Um capitalista americano torna-se chefe da “esquerda radical”…ou da necessidade de verdadeiros partidos dos trabalhadores

A capitulação do governo de Tsipras ao ultimato da União Europeia em 2015 – traindo o mandato que ele próprio pedira aos trabalhadores em referendo – ficou como um marco inesquecível da impossibilidade de fazer políticas favoráveis aos trabalhadores sem romper decisivamente com a União Europeia, o Banco Central Europeu e o FMI.
Desde então, o Syriza (que significa “Coligação da Esquerda Radical”) manteve-se numa imparável trajectória descendente de capitulação à austeridade e ao capital, apesar de isso lhe custar grande parte do apoio popular, mesmo no plano eleitoral.
Após a mais recente derrota eleitoral, já este ano, Alexis Tsipras demitiu-se de presidente. Seguiu-se uma guerra fraccional pelo cargo… sem que, em abono da verdade, fracção alguma pusesse em causa a submissão aos planos de austeridade ditados pela Comissão Europeia e pelo Banco Central Europeu – as semelhanças não escaparão ao trabalhador português atento ao destino da “geringonça”.
Mesmo assim, a eleição como novo presidente de Stefanos Kasselakis tem que se lhe diga. Emigrante nos Estados Unidos desde os 14 anos (ali fez fortuna especulando nas bolsas de mercadorias, donde transitou para ganhar milhões como armador), Kasselakis era completamente desconhecido na Grécia.

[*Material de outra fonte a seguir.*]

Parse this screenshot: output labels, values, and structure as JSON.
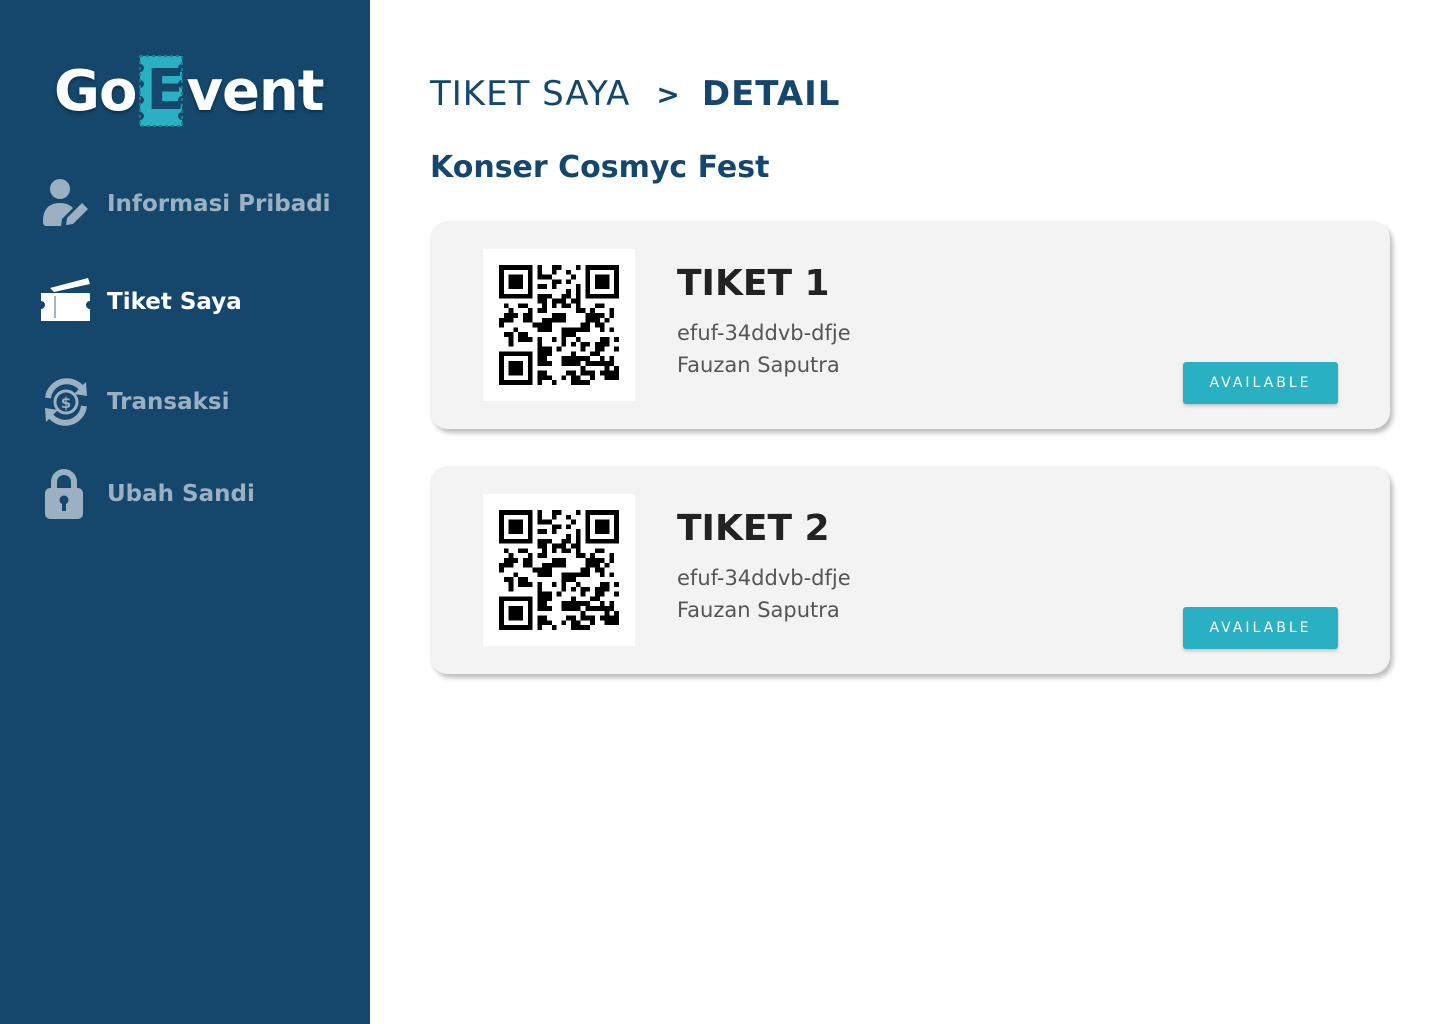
{
  "brand": {
    "logo_before": "Go",
    "logo_letter": "E",
    "logo_after": "vent",
    "accent": "#2ab0c3",
    "primary": "#14476b"
  },
  "sidebar": {
    "items": [
      {
        "label": "Informasi Pribadi",
        "icon": "user-edit-icon",
        "active": false
      },
      {
        "label": "Tiket Saya",
        "icon": "ticket-icon",
        "active": true
      },
      {
        "label": "Transaksi",
        "icon": "transaction-icon",
        "active": false
      },
      {
        "label": "Ubah Sandi",
        "icon": "lock-icon",
        "active": false
      }
    ]
  },
  "breadcrumb": {
    "parent": "TIKET SAYA",
    "separator": ">",
    "current": "DETAIL"
  },
  "event": {
    "title": "Konser Cosmyc Fest"
  },
  "tickets": [
    {
      "name": "TIKET 1",
      "code": "efuf-34ddvb-dfje",
      "owner": "Fauzan Saputra",
      "status": "AVAILABLE"
    },
    {
      "name": "TIKET 2",
      "code": "efuf-34ddvb-dfje",
      "owner": "Fauzan Saputra",
      "status": "AVAILABLE"
    }
  ]
}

Quatro semanas de campanha nas redes sociais e o apoio de jornais e canais de televisão burgueses deram a vitória a este capitalista americano de 35 anos nas eleições internas do Syriza.
O pagamento de uma quota de 2 euros permite a qualquer um tornar-se membro do “partido” e, assim, eleger o seu presidente por votação através da Internet! Dos 150.000 “membros” do Syriza que votaram, pelo menos 50.000 seriam novos “membros por 2 euros”, actores de uma operação montada com um único e claro objectivo: privar os trabalhadores de partido, fazê-los abandonar a ideia de poderem ter um partido seu: “abolir” a luta de classes…
Com Kasselakis à frente, o Syriza continuará a exigir decerto “um capitalismo mais humano”. Mas – um capitalismo.
Entretanto, no mundo do capitalismo realmente existente, o governo Mitsotakis (direita), adoptou uma contra-reforma do Código do Trabalho, que pede meças às condições de trabalho do século XIX:
· Semana de trabalho de 6 dias;
· Jornada diária máxima de trabalho até 13 horas, “permitindo” que trabalhadores a tempo inteiro possam ter uma segunda ocupação a tempo parcial;
· Máximo de 78 horas de trabalho por semana;
· Legalização dos chamados “contratos de zero horas”, isto é, sem estipulação do número de horas ou de horário de trabalho e com a obrigatoriedade de, a qualquer hora do dia, o trabalhador se apresentar no seu posto de trabalho, sem aviso prévio;
· Restrições do direito à greve, designadamente pena de prisão para quem impeça a utilização de “fura-greves”;
· Período de um ano de livre despedimento do trabalhador sem qualquer compensação ou aviso prévio, nos novos contratos de trabalho.
A Grécia foi, em muitos aspectos, um “banco de ensaio” acelerado do caminho para o abismo do reformismo contra-revolucionário, seja nas velhas versões, seja nas mais modernas ou woke. O Syriza sai de cena à mesma alta velocidade com que capitulou. Na Grécia como em toda a parte, não há falsos atalhos. Nada substitui a tarefa imperiosa de construir uma Internacional Operária e autênticos partidos dos trabalhadores; a tarefa de romper com o capitalismo, ajudar os trabalhadores a conquistarem o poder e socializar os grandes meios de produção e de troca.